To assess a client’s dorsalis pedis pulse

To assess a client’s dorsalis pedis pulse, the nurse applies firm pressure over the top of the foot between the extension tendons of the great and first toes but does not feel a pulsation. Which action should the nurse take next?

A.
Reduce the amount of pressure being applied on the top of the foot.

B.
Document in the nurse’s notes that the dorsalis pedis pulse is not palpable.

C.
Obtain a Doppler stethoscope to auscultate the pulse at the same site.

D.
Palpate the site on the inner side of the ankle below the medial malleolus.

The Correct Answer and Explanation is:

The correct answer is A. Reduce the amount of pressure being applied on the top of the foot.

Explanation:

When assessing a client’s dorsalis pedis pulse, it is essential to apply the appropriate amount of pressure. The dorsalis pedis pulse is located on the dorsal (top) part of the foot, between the extension tendons of the great toe and the first toe. This pulse can be subtle, especially in individuals with reduced circulation, edema, or smaller vessels. If too much pressure is applied, it can occlude the artery, making the pulse difficult or impossible to feel.

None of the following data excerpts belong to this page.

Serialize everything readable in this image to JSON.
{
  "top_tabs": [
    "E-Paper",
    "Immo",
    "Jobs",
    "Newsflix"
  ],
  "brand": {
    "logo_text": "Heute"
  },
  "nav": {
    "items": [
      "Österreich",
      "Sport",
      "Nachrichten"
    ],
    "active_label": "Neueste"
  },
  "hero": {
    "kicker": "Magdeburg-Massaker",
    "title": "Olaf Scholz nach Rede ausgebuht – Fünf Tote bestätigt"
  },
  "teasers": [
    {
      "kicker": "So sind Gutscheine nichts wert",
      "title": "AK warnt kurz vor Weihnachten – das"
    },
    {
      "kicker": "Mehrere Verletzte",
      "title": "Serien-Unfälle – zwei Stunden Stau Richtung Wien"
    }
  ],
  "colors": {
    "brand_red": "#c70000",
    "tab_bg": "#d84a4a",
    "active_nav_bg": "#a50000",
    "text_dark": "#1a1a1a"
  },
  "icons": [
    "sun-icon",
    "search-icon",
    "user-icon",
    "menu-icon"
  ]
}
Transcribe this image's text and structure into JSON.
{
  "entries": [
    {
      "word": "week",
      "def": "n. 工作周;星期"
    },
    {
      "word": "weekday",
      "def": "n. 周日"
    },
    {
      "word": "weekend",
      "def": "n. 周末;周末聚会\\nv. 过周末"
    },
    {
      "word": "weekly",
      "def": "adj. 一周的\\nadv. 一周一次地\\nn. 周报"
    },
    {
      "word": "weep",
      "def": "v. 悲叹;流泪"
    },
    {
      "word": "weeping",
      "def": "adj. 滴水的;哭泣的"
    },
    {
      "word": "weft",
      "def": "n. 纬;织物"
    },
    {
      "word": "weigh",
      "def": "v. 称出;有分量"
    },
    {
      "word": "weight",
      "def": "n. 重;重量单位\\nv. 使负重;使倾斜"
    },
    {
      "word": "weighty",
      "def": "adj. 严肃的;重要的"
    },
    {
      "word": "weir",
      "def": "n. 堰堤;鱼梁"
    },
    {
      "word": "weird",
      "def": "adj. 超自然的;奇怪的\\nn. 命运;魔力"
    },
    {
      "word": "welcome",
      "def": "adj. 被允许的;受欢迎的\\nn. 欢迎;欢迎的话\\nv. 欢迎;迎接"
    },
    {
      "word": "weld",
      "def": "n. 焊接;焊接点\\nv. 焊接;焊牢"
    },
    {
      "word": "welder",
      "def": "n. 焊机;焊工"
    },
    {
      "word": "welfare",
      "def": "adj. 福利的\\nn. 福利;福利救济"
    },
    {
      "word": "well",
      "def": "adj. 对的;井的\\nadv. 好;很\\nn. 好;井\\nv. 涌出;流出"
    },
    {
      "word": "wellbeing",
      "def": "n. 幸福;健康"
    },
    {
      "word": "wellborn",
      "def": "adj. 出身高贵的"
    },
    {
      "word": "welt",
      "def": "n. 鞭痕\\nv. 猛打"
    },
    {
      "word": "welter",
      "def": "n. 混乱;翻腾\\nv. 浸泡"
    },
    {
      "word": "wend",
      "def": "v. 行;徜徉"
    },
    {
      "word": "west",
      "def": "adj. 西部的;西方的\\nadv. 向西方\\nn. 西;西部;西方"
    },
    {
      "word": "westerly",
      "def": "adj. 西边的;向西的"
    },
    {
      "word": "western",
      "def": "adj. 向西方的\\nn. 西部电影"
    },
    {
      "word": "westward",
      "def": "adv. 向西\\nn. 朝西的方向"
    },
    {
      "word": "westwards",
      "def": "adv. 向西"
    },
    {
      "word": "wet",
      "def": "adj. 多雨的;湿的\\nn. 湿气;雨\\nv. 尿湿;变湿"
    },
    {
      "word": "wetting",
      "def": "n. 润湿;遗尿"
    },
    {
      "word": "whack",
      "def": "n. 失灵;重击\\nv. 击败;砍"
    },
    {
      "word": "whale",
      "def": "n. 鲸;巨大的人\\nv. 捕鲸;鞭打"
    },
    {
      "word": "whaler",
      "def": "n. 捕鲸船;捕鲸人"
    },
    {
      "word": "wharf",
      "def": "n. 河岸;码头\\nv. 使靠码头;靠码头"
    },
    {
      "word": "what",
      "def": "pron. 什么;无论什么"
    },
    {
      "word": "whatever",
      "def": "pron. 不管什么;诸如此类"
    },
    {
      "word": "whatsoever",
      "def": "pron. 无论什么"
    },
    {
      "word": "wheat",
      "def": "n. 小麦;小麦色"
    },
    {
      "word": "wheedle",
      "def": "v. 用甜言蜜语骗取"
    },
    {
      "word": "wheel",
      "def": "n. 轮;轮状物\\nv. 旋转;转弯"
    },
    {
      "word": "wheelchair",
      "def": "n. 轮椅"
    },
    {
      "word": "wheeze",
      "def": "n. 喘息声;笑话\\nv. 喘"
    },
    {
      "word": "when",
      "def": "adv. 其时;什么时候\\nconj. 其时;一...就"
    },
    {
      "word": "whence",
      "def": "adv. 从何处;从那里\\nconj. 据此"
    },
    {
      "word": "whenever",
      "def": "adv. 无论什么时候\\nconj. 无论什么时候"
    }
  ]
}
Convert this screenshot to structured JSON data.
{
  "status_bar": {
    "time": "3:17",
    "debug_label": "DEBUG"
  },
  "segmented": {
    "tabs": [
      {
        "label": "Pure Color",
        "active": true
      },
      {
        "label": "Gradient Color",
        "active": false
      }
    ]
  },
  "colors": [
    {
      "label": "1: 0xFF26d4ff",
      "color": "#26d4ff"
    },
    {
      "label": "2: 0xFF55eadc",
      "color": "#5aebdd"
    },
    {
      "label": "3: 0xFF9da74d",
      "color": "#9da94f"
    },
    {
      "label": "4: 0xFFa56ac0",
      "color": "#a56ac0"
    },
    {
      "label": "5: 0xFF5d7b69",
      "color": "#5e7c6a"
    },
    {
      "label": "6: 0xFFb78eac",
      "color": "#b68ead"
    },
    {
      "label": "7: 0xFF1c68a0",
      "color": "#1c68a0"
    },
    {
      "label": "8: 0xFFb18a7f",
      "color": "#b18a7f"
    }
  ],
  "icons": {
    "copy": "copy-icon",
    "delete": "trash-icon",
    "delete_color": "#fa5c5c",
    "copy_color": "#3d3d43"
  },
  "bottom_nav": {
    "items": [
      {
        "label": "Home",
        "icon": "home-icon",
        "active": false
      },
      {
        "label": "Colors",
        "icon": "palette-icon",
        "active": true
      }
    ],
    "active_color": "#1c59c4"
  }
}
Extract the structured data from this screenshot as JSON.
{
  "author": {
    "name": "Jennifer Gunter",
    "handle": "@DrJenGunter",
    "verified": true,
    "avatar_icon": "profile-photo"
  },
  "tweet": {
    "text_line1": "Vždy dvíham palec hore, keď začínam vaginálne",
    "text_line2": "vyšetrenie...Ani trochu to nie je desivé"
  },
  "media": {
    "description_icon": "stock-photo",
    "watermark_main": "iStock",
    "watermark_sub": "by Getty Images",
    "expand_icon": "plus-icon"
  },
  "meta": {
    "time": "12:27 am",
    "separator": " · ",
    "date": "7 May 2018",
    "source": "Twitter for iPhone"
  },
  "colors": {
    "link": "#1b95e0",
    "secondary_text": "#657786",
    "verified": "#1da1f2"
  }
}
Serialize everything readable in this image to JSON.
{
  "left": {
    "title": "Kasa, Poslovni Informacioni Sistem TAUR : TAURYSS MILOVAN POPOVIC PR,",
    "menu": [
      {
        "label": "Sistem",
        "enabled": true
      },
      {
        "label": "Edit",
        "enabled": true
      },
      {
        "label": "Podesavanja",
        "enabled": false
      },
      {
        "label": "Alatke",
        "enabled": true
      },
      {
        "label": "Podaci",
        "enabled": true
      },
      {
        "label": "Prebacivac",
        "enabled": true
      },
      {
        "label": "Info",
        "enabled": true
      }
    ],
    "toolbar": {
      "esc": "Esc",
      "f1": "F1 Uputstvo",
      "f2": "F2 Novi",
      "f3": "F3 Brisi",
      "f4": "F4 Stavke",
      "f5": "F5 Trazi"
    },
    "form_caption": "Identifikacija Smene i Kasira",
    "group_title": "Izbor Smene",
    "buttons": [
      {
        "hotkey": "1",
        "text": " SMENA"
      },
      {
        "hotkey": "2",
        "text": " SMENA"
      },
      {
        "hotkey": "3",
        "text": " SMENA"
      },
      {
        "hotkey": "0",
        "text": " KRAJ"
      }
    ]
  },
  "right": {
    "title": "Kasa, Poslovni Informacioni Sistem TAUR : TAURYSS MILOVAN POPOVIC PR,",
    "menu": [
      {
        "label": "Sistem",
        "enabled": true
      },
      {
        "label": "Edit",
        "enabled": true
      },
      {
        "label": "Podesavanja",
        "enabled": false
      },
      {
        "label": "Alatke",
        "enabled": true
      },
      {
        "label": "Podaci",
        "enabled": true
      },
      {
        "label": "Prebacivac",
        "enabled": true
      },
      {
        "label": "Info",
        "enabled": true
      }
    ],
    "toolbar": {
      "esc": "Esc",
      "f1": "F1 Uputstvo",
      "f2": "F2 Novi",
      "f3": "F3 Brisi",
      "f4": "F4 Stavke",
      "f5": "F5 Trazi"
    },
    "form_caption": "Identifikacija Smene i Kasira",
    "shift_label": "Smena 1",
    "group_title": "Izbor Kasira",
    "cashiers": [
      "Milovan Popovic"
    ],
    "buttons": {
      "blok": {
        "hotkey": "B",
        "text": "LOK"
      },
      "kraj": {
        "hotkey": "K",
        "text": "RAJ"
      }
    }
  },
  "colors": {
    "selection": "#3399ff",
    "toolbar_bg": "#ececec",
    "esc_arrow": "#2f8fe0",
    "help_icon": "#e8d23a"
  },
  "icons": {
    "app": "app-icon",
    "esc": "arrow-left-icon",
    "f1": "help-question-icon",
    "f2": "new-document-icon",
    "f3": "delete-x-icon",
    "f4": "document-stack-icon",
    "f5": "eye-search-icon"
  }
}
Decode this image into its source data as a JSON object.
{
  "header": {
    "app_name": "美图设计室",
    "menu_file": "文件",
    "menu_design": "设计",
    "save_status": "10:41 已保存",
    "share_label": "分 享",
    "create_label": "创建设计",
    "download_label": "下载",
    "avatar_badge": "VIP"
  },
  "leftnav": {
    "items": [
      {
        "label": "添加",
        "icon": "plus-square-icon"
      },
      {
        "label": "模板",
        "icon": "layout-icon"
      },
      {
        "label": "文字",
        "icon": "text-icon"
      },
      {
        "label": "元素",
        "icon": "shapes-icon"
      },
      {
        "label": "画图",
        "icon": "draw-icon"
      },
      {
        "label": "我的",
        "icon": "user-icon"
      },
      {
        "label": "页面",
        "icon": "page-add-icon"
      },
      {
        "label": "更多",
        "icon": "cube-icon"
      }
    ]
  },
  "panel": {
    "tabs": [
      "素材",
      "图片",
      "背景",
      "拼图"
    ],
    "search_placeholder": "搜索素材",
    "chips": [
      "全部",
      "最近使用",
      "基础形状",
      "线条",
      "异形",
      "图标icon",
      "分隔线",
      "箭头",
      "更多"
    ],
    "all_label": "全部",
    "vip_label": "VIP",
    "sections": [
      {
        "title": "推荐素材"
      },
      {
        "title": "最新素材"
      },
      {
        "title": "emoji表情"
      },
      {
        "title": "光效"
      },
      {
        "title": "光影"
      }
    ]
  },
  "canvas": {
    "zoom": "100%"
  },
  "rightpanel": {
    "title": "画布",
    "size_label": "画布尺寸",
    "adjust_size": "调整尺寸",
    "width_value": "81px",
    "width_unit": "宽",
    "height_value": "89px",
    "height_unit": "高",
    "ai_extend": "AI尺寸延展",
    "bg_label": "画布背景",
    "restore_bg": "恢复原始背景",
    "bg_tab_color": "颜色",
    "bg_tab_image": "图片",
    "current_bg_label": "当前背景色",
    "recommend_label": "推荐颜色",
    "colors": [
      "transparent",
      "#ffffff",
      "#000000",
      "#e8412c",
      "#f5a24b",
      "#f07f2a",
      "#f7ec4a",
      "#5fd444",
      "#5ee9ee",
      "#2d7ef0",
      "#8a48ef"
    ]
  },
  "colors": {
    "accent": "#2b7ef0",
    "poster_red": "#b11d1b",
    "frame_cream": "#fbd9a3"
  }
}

Here’s why the nurse should reduce the pressure:

  1. Occlusion of the artery: Applying too much pressure can compress the artery and block the pulse, leading to the false assumption that the pulse is absent. By reducing the pressure slightly, the nurse can potentially detect a weaker pulse that was being suppressed by the forceful palpation.
  2. Importance of palpation technique: Correct palpation technique is critical in pulse assessment. A light to moderate touch is typically more effective, especially for peripheral pulses like the dorsalis pedis. If a pulse is faint or difficult to locate, adjusting the pressure or position of the fingers can help locate it.
  3. Step-by-step assessment: Before documenting that the pulse is not palpable or using advanced techniques like a Doppler stethoscope, the nurse should first ensure that the technique being used is correct. If reducing the pressure still does not result in a palpable pulse, further actions (such as using a Doppler or checking another pulse site) may be warranted.
  4. Peripheral pulses and circulation: In clients with conditions like peripheral artery disease, the dorsalis pedis pulse can be weaker. Therefore, accurate palpation is crucial for an accurate assessment of blood flow to the extremities. By first ensuring that technique is optimal, the nurse avoids false documentation of absent pulses.

Why the other options are not correct:

  • B. Documenting that the dorsalis pedis pulse is not palpable: It is premature to document an absent pulse without first ensuring proper palpation technique and possibly using a Doppler stethoscope for confirmation.
  • C. Obtaining a Doppler stethoscope: While a Doppler is useful for detecting faint pulses, the nurse should first try reducing the pressure to see if a pulse becomes palpable before escalating the assessment to a Doppler.
  • D. Palpating the site on the inner side of the ankle below the medial malleolus: This would assess the posterior tibial pulse, not the dorsalis pedis pulse. It’s important to check the intended site (dorsalis pedis) before moving to another pulse location.

In conclusion, reducing the pressure being applied is the next logical step to ensure proper technique before moving to more advanced methods or documenting absent findings.